The personal details of US military commanders and thousands of prominent Americans have been amassed since 2017 by a Chinese technology company with reported ties to the country’s military and intelligence networks, according to a report on leaked data.
A database of about 2.4 million people, including at least 50,000 Americans, was compiled by the small Chinese company called Shenzhen Zhenhua Data Technology, The Washington Post reported.
The massive trove — called the Overseas Key Information Database, or OKIDB – includes biographies and service records of the US military commanders, as well as social media chatter by Beijing watchers in Washington, DC, according to the newspaper.
It purports to provide insights into foreign political, military and business figures, as well as details about countries’ infrastructure and military deployments, according to an unsecured copy of the database that was retrieved by an Australian cybersecurity consulting outfit.
Although there is no evidence suggesting OKIDB’s software is being used by Beijing, Zhenhua’s materials characterize the company as a patriotic outfit whose primary target customer is the military, the Washington Post reported.
American experts who have combed through the cache offer differing opinions about its value.
Large portions of the database appear to be raw data copied from US providers such as Factiva, LexisNexis and LinkedIn — and contain little human analysis or finalized intelligence reports.
Much of the social media material culled appears to be derived from public accounts anyone can access.

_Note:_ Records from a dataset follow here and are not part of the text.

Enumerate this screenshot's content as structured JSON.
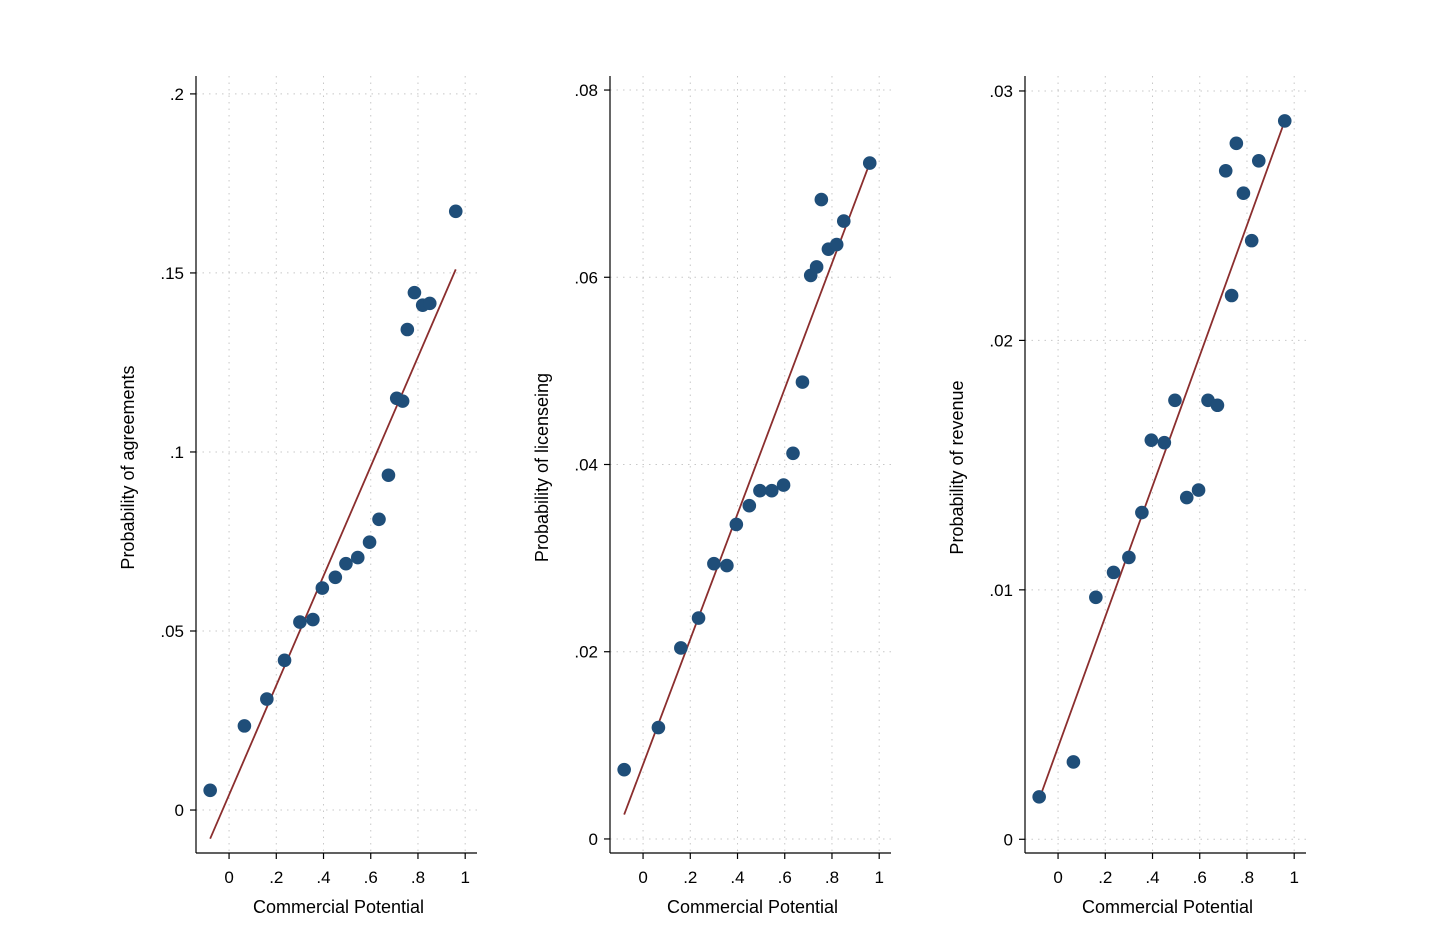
{
  "chart_data": [
    {
      "type": "scatter",
      "xlabel": "Commercial Potential",
      "ylabel": "Probability of agreements",
      "xlim": [
        -0.14,
        1.05
      ],
      "ylim": [
        -0.012,
        0.205
      ],
      "x_ticks": [
        0,
        0.2,
        0.4,
        0.6,
        0.8,
        1
      ],
      "x_tick_labels": [
        "0",
        ".2",
        ".4",
        ".6",
        ".8",
        "1"
      ],
      "y_ticks": [
        0,
        0.05,
        0.1,
        0.15,
        0.2
      ],
      "y_tick_labels": [
        "0",
        ".05",
        ".1",
        ".15",
        ".2"
      ],
      "grid": true,
      "points": [
        [
          -0.08,
          0.0055
        ],
        [
          0.065,
          0.0235
        ],
        [
          0.16,
          0.031
        ],
        [
          0.235,
          0.0418
        ],
        [
          0.3,
          0.0525
        ],
        [
          0.355,
          0.0532
        ],
        [
          0.395,
          0.062
        ],
        [
          0.45,
          0.065
        ],
        [
          0.495,
          0.0688
        ],
        [
          0.545,
          0.0705
        ],
        [
          0.595,
          0.0748
        ],
        [
          0.635,
          0.0812
        ],
        [
          0.675,
          0.0935
        ],
        [
          0.71,
          0.115
        ],
        [
          0.735,
          0.1142
        ],
        [
          0.755,
          0.1342
        ],
        [
          0.785,
          0.1445
        ],
        [
          0.82,
          0.141
        ],
        [
          0.85,
          0.1415
        ],
        [
          0.96,
          0.1672
        ]
      ],
      "fit_line": [
        [
          -0.08,
          -0.008
        ],
        [
          0.96,
          0.151
        ]
      ],
      "colors": {
        "points": "#1f4e79",
        "line": "#8b2e2e",
        "grid": "#c8c8c8"
      }
    },
    {
      "type": "scatter",
      "xlabel": "Commercial Potential",
      "ylabel": "Probability of licenseing",
      "xlim": [
        -0.14,
        1.05
      ],
      "ylim": [
        -0.0015,
        0.0815
      ],
      "x_ticks": [
        0,
        0.2,
        0.4,
        0.6,
        0.8,
        1
      ],
      "x_tick_labels": [
        "0",
        ".2",
        ".4",
        ".6",
        ".8",
        "1"
      ],
      "y_ticks": [
        0,
        0.02,
        0.04,
        0.06,
        0.08
      ],
      "y_tick_labels": [
        "0",
        ".02",
        ".04",
        ".06",
        ".08"
      ],
      "grid": true,
      "points": [
        [
          -0.08,
          0.0074
        ],
        [
          0.065,
          0.0119
        ],
        [
          0.16,
          0.0204
        ],
        [
          0.235,
          0.0236
        ],
        [
          0.3,
          0.0294
        ],
        [
          0.355,
          0.0292
        ],
        [
          0.395,
          0.0336
        ],
        [
          0.45,
          0.0356
        ],
        [
          0.495,
          0.0372
        ],
        [
          0.545,
          0.0372
        ],
        [
          0.595,
          0.0378
        ],
        [
          0.635,
          0.0412
        ],
        [
          0.675,
          0.0488
        ],
        [
          0.71,
          0.0602
        ],
        [
          0.735,
          0.0611
        ],
        [
          0.755,
          0.0683
        ],
        [
          0.785,
          0.063
        ],
        [
          0.82,
          0.0635
        ],
        [
          0.85,
          0.066
        ],
        [
          0.96,
          0.0722
        ]
      ],
      "fit_line": [
        [
          -0.08,
          0.0026
        ],
        [
          0.96,
          0.0722
        ]
      ],
      "colors": {
        "points": "#1f4e79",
        "line": "#8b2e2e",
        "grid": "#c8c8c8"
      }
    },
    {
      "type": "scatter",
      "xlabel": "Commercial Potential",
      "ylabel": "Probability of revenue",
      "xlim": [
        -0.14,
        1.05
      ],
      "ylim": [
        -0.00055,
        0.0306
      ],
      "x_ticks": [
        0,
        0.2,
        0.4,
        0.6,
        0.8,
        1
      ],
      "x_tick_labels": [
        "0",
        ".2",
        ".4",
        ".6",
        ".8",
        "1"
      ],
      "y_ticks": [
        0,
        0.01,
        0.02,
        0.03
      ],
      "y_tick_labels": [
        "0",
        ".01",
        ".02",
        ".03"
      ],
      "grid": true,
      "points": [
        [
          -0.08,
          0.0017
        ],
        [
          0.065,
          0.0031
        ],
        [
          0.16,
          0.0097
        ],
        [
          0.235,
          0.0107
        ],
        [
          0.3,
          0.0113
        ],
        [
          0.355,
          0.0131
        ],
        [
          0.395,
          0.016
        ],
        [
          0.45,
          0.0159
        ],
        [
          0.495,
          0.0176
        ],
        [
          0.545,
          0.0137
        ],
        [
          0.595,
          0.014
        ],
        [
          0.635,
          0.0176
        ],
        [
          0.675,
          0.0174
        ],
        [
          0.71,
          0.0268
        ],
        [
          0.735,
          0.0218
        ],
        [
          0.755,
          0.0279
        ],
        [
          0.785,
          0.0259
        ],
        [
          0.82,
          0.024
        ],
        [
          0.85,
          0.0272
        ],
        [
          0.96,
          0.0288
        ]
      ],
      "fit_line": [
        [
          -0.08,
          0.0016
        ],
        [
          0.96,
          0.0288
        ]
      ],
      "colors": {
        "points": "#1f4e79",
        "line": "#8b2e2e",
        "grid": "#c8c8c8"
      }
    }
  ]
}
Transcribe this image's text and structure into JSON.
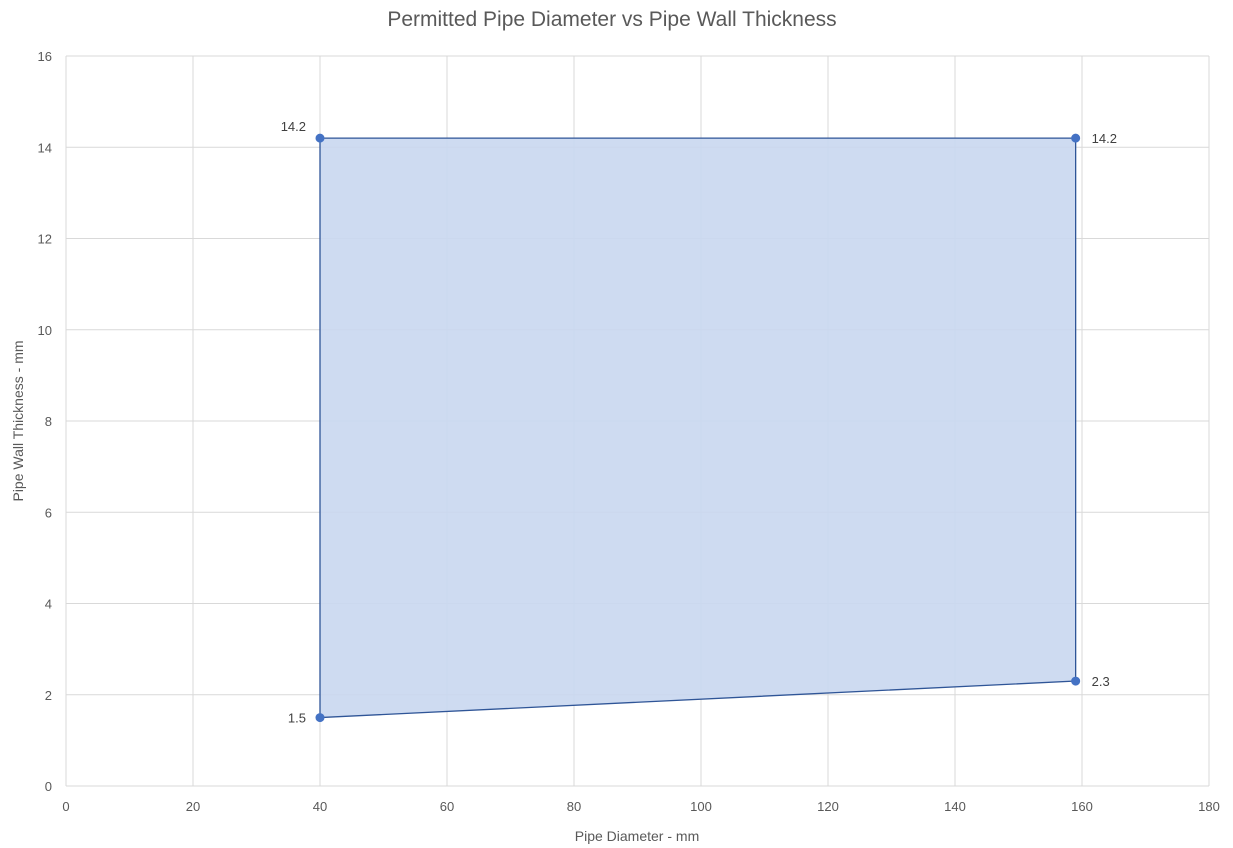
{
  "chart_data": {
    "type": "area",
    "title": "Permitted Pipe Diameter vs Pipe Wall Thickness",
    "xlabel": "Pipe Diameter - mm",
    "ylabel": "Pipe Wall Thickness - mm",
    "xlim": [
      0,
      180
    ],
    "ylim": [
      0,
      16
    ],
    "x_ticks": [
      0,
      20,
      40,
      60,
      80,
      100,
      120,
      140,
      160,
      180
    ],
    "y_ticks": [
      0,
      2,
      4,
      6,
      8,
      10,
      12,
      14,
      16
    ],
    "grid": true,
    "legend": "none",
    "series": [
      {
        "points": [
          {
            "x": 40,
            "y": 1.5,
            "label": "1.5"
          },
          {
            "x": 159,
            "y": 2.3,
            "label": "2.3"
          },
          {
            "x": 159,
            "y": 14.2,
            "label": "14.2"
          },
          {
            "x": 40,
            "y": 14.2,
            "label": "14.2"
          }
        ],
        "fill_color": "#c9d7ef",
        "line_color": "#2f5597",
        "marker_color": "#4472c4"
      }
    ]
  }
}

“There might be gold in there, but this is not something that’s useful enough for military or intelligence targeting,” one cybersecurity contractor for the US government who has reviewed the data told the Washington Post on condition of anonymity.
Zhenhua’s claims, the contractor told the paper, are “totally aspirational.”
Robert Potter, who founded the Australia-based Internet 2.0 cybersecurity firm, and independent researcher Christopher Balding provided an incomplete copy of the database that feeds into the OKIDB software to several news outlets, including The Washington Post.
“Open liberal democracies must consider how best to deal with the very real threats presented by Chinese monitoring of foreign individuals and institutions outside established legal limits,” Balding told the newspaper.
Facebook spokeswoman Liz Bourgeois said the social media giant has sent Zhenhua a cease-and-desist letter.
“Scraping public data, as this company appears to have done to a number of services including Facebook, is against our policies,” Bourgeois told The Washington Post.
A Twitter rep said the company had no data-sharing agreements with Zhenhua, while a LinkedIn spokeswoman said the company does not permit the use of “software that scrapes or copies information” under its user agreement.
Zhenhua declined requests for comment by The Washington Post, but a spokeswoman told the UK’s Guardian that “the report is seriously untrue.”
“Our data are all public data on the internet. We do not collect data. This is just a data integration. Our business model and partners are our trade secrets. There is no database of 2 million people,” said the Zhenua rep surnamed Sun, who identified herself as head of business.
“We are a private company,” she said, denying any links to the Chinese government or military. “Our customers are research organizations and business groups.”
The Chinese Ministry of Defense did not respond to requests for comment.